First, the Court of Appeals held that Cablevision's acts of buffering in the operation of its RS-DVR system do not create copies, within the meaning of the Copyright Act, and hence, Cablevision would not violate the plaintiffs' exclusive right of reproduction under Section 106(1).

Second, the Court of Appeals held that Cablevision would not engage in direct copyright infringement of the plaintiffs' reproduction right when a copy of a program is made, because Cablevision's subscribers, not Cablevision, would make the copy. Moreover, Cablevision's providing of the RS-DVR system does not warrant the imposition of direct liability. Cablevision would at most be secondarily liable. But, the plaintiffs did not raise secondary liability.

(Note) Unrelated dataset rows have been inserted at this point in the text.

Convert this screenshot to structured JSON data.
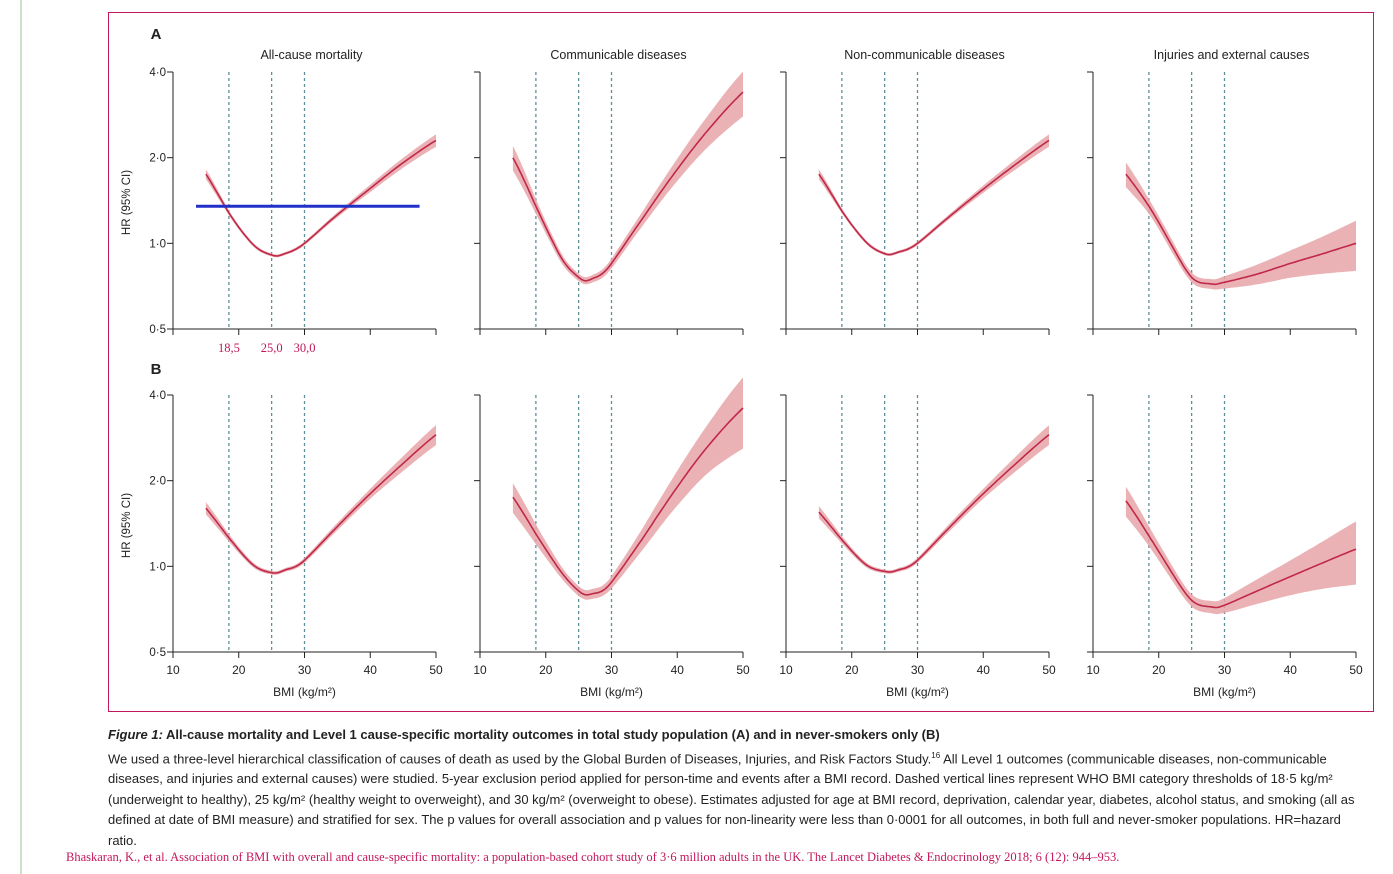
{
  "figure": {
    "panel_labels": [
      "A",
      "B"
    ],
    "column_titles": [
      "All-cause mortality",
      "Communicable diseases",
      "Non-communicable diseases",
      "Injuries and external causes"
    ],
    "y_axis_label": "HR (95% CI)",
    "x_axis_label": "BMI (kg/m²)",
    "x_ticks": [
      "10",
      "20",
      "30",
      "40",
      "50"
    ],
    "y_ticks": [
      "0·5",
      "1·0",
      "2·0",
      "4·0"
    ],
    "threshold_labels": [
      "18,5",
      "25,0",
      "30,0"
    ],
    "colors": {
      "curve": "#c0284a",
      "band": "#e8a4a8",
      "dashed": "#5f8f98",
      "overlay_line": "#2030c8",
      "accent": "#c2185b",
      "axis": "#222222"
    }
  },
  "chart_data": {
    "type": "line",
    "x_axis": {
      "label": "BMI (kg/m²)",
      "range": [
        10,
        50
      ],
      "ticks": [
        10,
        20,
        30,
        40,
        50
      ]
    },
    "y_axis": {
      "label": "HR (95% CI)",
      "scale": "log2",
      "range": [
        0.5,
        4.0
      ],
      "ticks": [
        0.5,
        1.0,
        2.0,
        4.0
      ]
    },
    "reference_lines_x": [
      18.5,
      25,
      30
    ],
    "panels": [
      {
        "row": "A",
        "col": 0,
        "title": "All-cause mortality",
        "x": [
          15,
          18.5,
          22,
          25,
          27,
          30,
          35,
          40,
          45,
          50
        ],
        "y": [
          1.75,
          1.28,
          1.0,
          0.91,
          0.92,
          1.0,
          1.26,
          1.56,
          1.92,
          2.3
        ],
        "band_width": [
          0.04,
          0.02,
          0.015,
          0.012,
          0.012,
          0.015,
          0.02,
          0.03,
          0.04,
          0.05
        ],
        "overlay_hline": {
          "y": 1.35,
          "x_from": 13.5,
          "x_to": 47.5
        }
      },
      {
        "row": "A",
        "col": 1,
        "title": "Communicable diseases",
        "x": [
          15,
          18.5,
          22,
          25,
          27,
          30,
          35,
          40,
          45,
          50
        ],
        "y": [
          2.0,
          1.35,
          0.92,
          0.76,
          0.75,
          0.85,
          1.25,
          1.82,
          2.55,
          3.4
        ],
        "band_width": [
          0.1,
          0.06,
          0.04,
          0.03,
          0.03,
          0.04,
          0.06,
          0.09,
          0.13,
          0.18
        ]
      },
      {
        "row": "A",
        "col": 2,
        "title": "Non-communicable diseases",
        "x": [
          15,
          18.5,
          22,
          25,
          27,
          30,
          35,
          40,
          45,
          50
        ],
        "y": [
          1.75,
          1.3,
          1.02,
          0.92,
          0.93,
          1.0,
          1.25,
          1.55,
          1.9,
          2.3
        ],
        "band_width": [
          0.04,
          0.02,
          0.015,
          0.012,
          0.012,
          0.015,
          0.02,
          0.03,
          0.04,
          0.05
        ]
      },
      {
        "row": "A",
        "col": 3,
        "title": "Injuries and external causes",
        "x": [
          15,
          18.5,
          22,
          25,
          28,
          30,
          35,
          40,
          45,
          50
        ],
        "y": [
          1.75,
          1.35,
          0.98,
          0.76,
          0.72,
          0.73,
          0.78,
          0.85,
          0.92,
          1.0
        ],
        "band_width": [
          0.1,
          0.06,
          0.05,
          0.04,
          0.04,
          0.05,
          0.08,
          0.11,
          0.15,
          0.2
        ]
      },
      {
        "row": "B",
        "col": 0,
        "title": "",
        "x": [
          15,
          18.5,
          22,
          25,
          27,
          30,
          35,
          40,
          45,
          50
        ],
        "y": [
          1.6,
          1.26,
          1.02,
          0.95,
          0.97,
          1.05,
          1.38,
          1.8,
          2.3,
          2.9
        ],
        "band_width": [
          0.05,
          0.03,
          0.02,
          0.015,
          0.015,
          0.02,
          0.03,
          0.04,
          0.06,
          0.08
        ]
      },
      {
        "row": "B",
        "col": 1,
        "title": "",
        "x": [
          15,
          18.5,
          22,
          25,
          27,
          30,
          35,
          40,
          45,
          50
        ],
        "y": [
          1.75,
          1.3,
          0.98,
          0.82,
          0.8,
          0.88,
          1.28,
          1.9,
          2.7,
          3.6
        ],
        "band_width": [
          0.12,
          0.08,
          0.05,
          0.04,
          0.04,
          0.05,
          0.09,
          0.14,
          0.2,
          0.28
        ]
      },
      {
        "row": "B",
        "col": 2,
        "title": "",
        "x": [
          15,
          18.5,
          22,
          25,
          27,
          30,
          35,
          40,
          45,
          50
        ],
        "y": [
          1.55,
          1.24,
          1.02,
          0.96,
          0.97,
          1.05,
          1.38,
          1.8,
          2.3,
          2.9
        ],
        "band_width": [
          0.05,
          0.03,
          0.02,
          0.015,
          0.015,
          0.02,
          0.03,
          0.04,
          0.06,
          0.08
        ]
      },
      {
        "row": "B",
        "col": 3,
        "title": "",
        "x": [
          15,
          18.5,
          22,
          25,
          28,
          30,
          35,
          40,
          45,
          50
        ],
        "y": [
          1.7,
          1.28,
          0.95,
          0.76,
          0.72,
          0.73,
          0.82,
          0.92,
          1.03,
          1.15
        ],
        "band_width": [
          0.12,
          0.08,
          0.06,
          0.05,
          0.05,
          0.06,
          0.1,
          0.14,
          0.19,
          0.25
        ]
      }
    ]
  },
  "caption": {
    "figure_label": "Figure 1:",
    "title": "All-cause mortality and Level 1 cause-specific mortality outcomes in total study population (A) and in never-smokers only (B)",
    "body_1": "We used a three-level hierarchical classification of causes of death as used by the Global Burden of Diseases, Injuries, and Risk Factors Study.",
    "superscript": "16",
    "body_2": " All Level 1 outcomes (communicable diseases, non-communicable diseases, and injuries and external causes) were studied. 5-year exclusion period applied for person-time and events after a BMI record. Dashed vertical lines represent WHO BMI category thresholds of 18·5 kg/m² (underweight to healthy), 25 kg/m² (healthy weight to overweight), and 30 kg/m² (overweight to obese). Estimates adjusted for age at BMI record, deprivation, calendar year, diabetes, alcohol status, and smoking (all as defined at date of BMI measure) and stratified for sex. The p values for overall association and p values for non-linearity were less than 0·0001 for all outcomes, in both full and never-smoker populations. HR=hazard ratio."
  },
  "citation": "Bhaskaran, K., et al. Association of BMI with overall and cause-specific mortality: a population-based cohort study of 3·6 million adults in the UK. The Lancet Diabetes & Endocrinology 2018; 6 (12): 944–953."
}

Third, the Court of Appeals held that the playback of stored programs would not violate the plaintiffs' exclusive right "to perform the copyrighted work publicly" because the playback would not be to the public.

The Court of Appeals concluded that because "Cablevision’s proposed RS-DVR system would not directly infringe plaintiffs' exclusive rights to reproduce and publicly perform their copyrighted works, we grant summary judgment in favor of Cablevision with respect to both rights."

The Court of Appeals received several amicus curiae briefs. See for example, brief [45 pages in PDF] of a group of law professors urging reversal.

See also, brief [47 pages in PDF] of the Center for Democracy and Technology (CDT), Public Knowledge (PK), Computer and Communications Industry Association (CCIA), Electronic Frontier Foundation (EFF), Cellular Telecommunications Industry Association (CTIA), Consumer Electronics Association (CEA), Home Recording Rights Coalition (HRRC), and others, urging reversal of the District Court.

In contrast, see brief [PDF] of the Progress & Freedom Foundation (PFF) urging affirmance.

Gigi Sohn, head of the PK, stated in a release after the Court of Appeals released its opinion that "This decision is a great victory for innovation, technological progress and consumers' rights."

She added that the "content industry, in suing Cablevision, once again overreached in its goal to limit the personal uses of increasingly popular technology. We hope this case will be another signal to Hollywood to scale back its attacks on consumer-friendly technologies."

The PFF amicus brief, written by Solveig Singleton, argued that "Skewing the inquiry to avoid imposing liability on a sophisticated business venture here is not necessary to keep the ``balance´´ of copyright. Rather, it would exacerbate the difficulties faced by content owners today in developing new licensed distribution channels, without gain in the long run for consumers or new distribution technologies. Going forward, services like Cablevision's are of little value without licensed content, and consumers' ultimate interest is in preserving market mechanisms such as licensing that enable creators to get paid. Most importantly, broad exemptions from liability can disable licensing markets, which ultimately serve consumers and innovative distributors as well as content creators and producers."

This case is Cartoon Network LP, et al. v. CSC Holdings, Inc., et al., U.S. Court of Appeals for the 2nd Circuit, App. Ct. Nos. 07-1480-cv(L) and 07-1511-cv(CON), appeals from the U.S. District Court for the Southern District of New York, Judge Denny Chin presiding. Judge John Walker wrote the opinion of the Court of Appeals, in which Judges Sack and Livingston joined.